Procedure di frontiera a Forlì. Il giudice: No al trattenimento
Carta canta Mantovano e Salvini attaccano la magistratura. Il leader leghista in difficoltà per il video su Apostolico. Il carabiniere sospettato di averlo filmato nega tutto davanti alla procura
Carta canta Mantovano e Salvini attaccano la magistratura. Il leader leghista in difficoltà per il video su Apostolico. Il carabiniere sospettato di averlo filmato nega tutto davanti alla procura
Chi direbbe che Forlì o Cesena si trovano al confine? Probabilmente nessuno. La locale questura, però, ha tentato di applicare l’iter accelerato per le richieste di asilo in frontiera, con relativo trattenimento previsto dal dl Cutro, a un cittadino tunisino che aveva presentato la domanda negli uffici della polizia romagnola. Il tribunale di Potenza, però, ha cassato il provvedimento e liberato l’uomo. Per capire cosa c’entra un giudice dell’altro capo dello Stivale bisogna riavvolgere il nastro.
NELL’OTTOBRE 2022 il migrante arriva in Italia e chiede asilo, ma riceve un diniego dalla commissione territoriale di Palermo. Lunedì scorso si presenta nella questura delle due città menzionate per compilare un’altra domanda di protezione internazionale. In tasca ha tre «nuovi elementi» che è convinto lo aiuteranno a ottenere il documento ed essere finalmente regolare: contratto di lavoro, dichiarazione di ospitalità a Forlì, materiali relativi al pregresso in Tunisia. Con sé ha anche il passaporto. La questura, però, risponde con una sorpresa: un provvedimento di trattenimento con cui viene immediatamente trasferito dietro le sbarre del Cpr potentino.
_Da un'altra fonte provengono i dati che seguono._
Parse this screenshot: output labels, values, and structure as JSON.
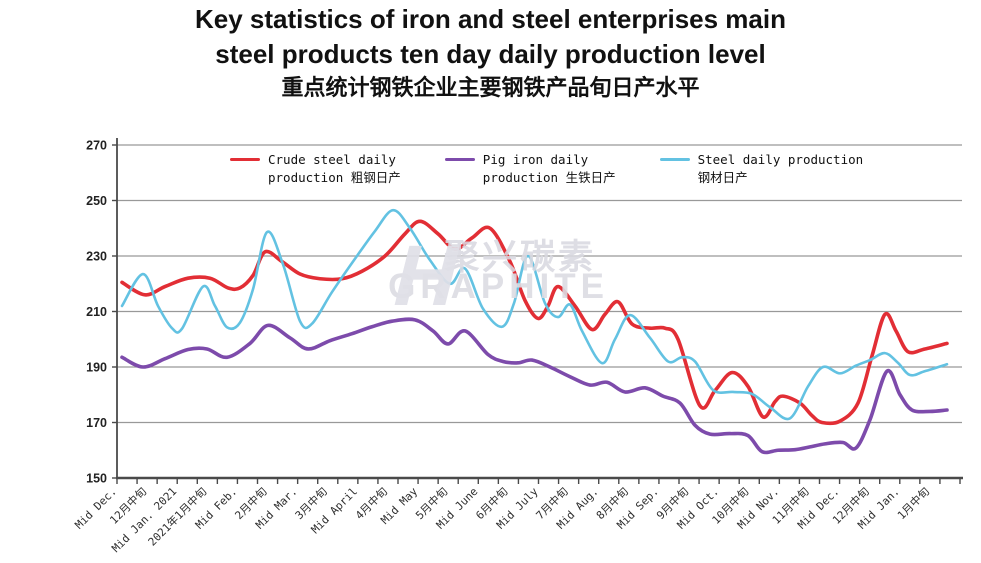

Ieri il giudice competente, Filippo Palumbo, lo ha rimesso in libertà: perché l’Emilia-Romagna non rientra tra le zone di transito/frontiera indicate dalla legge e perché l’uomo aveva con sé il passaporto. Due circostanze che escludono il trattenimento, che in questo caso si pone fuori dai presupposti normativi, anche quelli del dl Cutro.
SULLA CUI BASE, intanto, altri cinque richiedenti asilo tunisini erano stati rinchiusi nel centro di Modica, provincia di Ragusa. Il giudice Rosario Maria Annibale Cupri, del tribunale di Catania, li ha liberati in linea con quanto deciso domenica scorsa su casi analoghi e con le decisioni della collega Iolanda Apostolico.
Queste sentenze continuano a mandare su tutte le furie la destra. Che dopo aver cambiato in maniera inefficace la legge, adesso ha il pallino di mettere mano ai tribunali. In particolare alle sezioni specializzate in materia di immigrazione. «Il parametro per il giudice non è la condivisione dei contenuti della norma che è chiamato ad applicare: a meno che non dubiti motivatamente della sua coerenza con la Costituzione. In tal caso la strada obbligata non è la disapplicazione ma la questione di legittimità», ha attaccato ieri il sottosegretario alla presidenza del Consiglio Alfredo Mantovano. Il riferimento è ai due giudici catanesi che hanno disapplicato la normativa nazionale per dare attuazione a quella europea. In un altro passaggio l’esponente politico ha dichiarato che le corti non possono sostituirsi «a organi nazionali o sovranazionali nel qualificare le relazioni tra gli Stati», prendendosela con il magistrato di Firenze Luca Minniti che in una recente sentenza ha sostenuto che la Tunisia non può più considerarsi un «paese sicuro».
SULLA VICENDA è tornato anche il vicepremier Matteo Salvini invocando «una sana riforma della giustizia nell’interesse dei cittadini, non fatta contro qualcuno ma per il popolo». Il leader leghista è sempre più in difficoltà per il video che ritrae la giudice Apostolico in una manifestazione del 2018. La sua pubblicazione ha sollevato i sospetti di dossieraggi contro magistrati sgraditi alla politica. Per smentirli basterebbe sapere da dove viene il video.
Ieri il carabiniere indicato inizialmente come il suo autore è stato interrogato per un’ora e mezzo dalla procura di Catania e ha smentito tutto. Smentendo così anche il sottosegretario all’Interno Nicola Molteni (Lega) secondo il quale il militare aveva prima confessato e poi ritrattato tale ruolo.
«CHI ME L’HA DATO? L’unica mia preoccupazione è quello che si vede», ha tentato di difendersi Salvini. «Incredibile che il leader leghista arrivi a dire che non gli interessa chi ha girato il video. Parlamento e opinione pubblica hanno il diritto di sapere. La smetta di fuggire, di cosa ha paura? Chi vuole proteggere?», ha ribattuto il segretario di Sinistra italiana Nicola Fratoianni.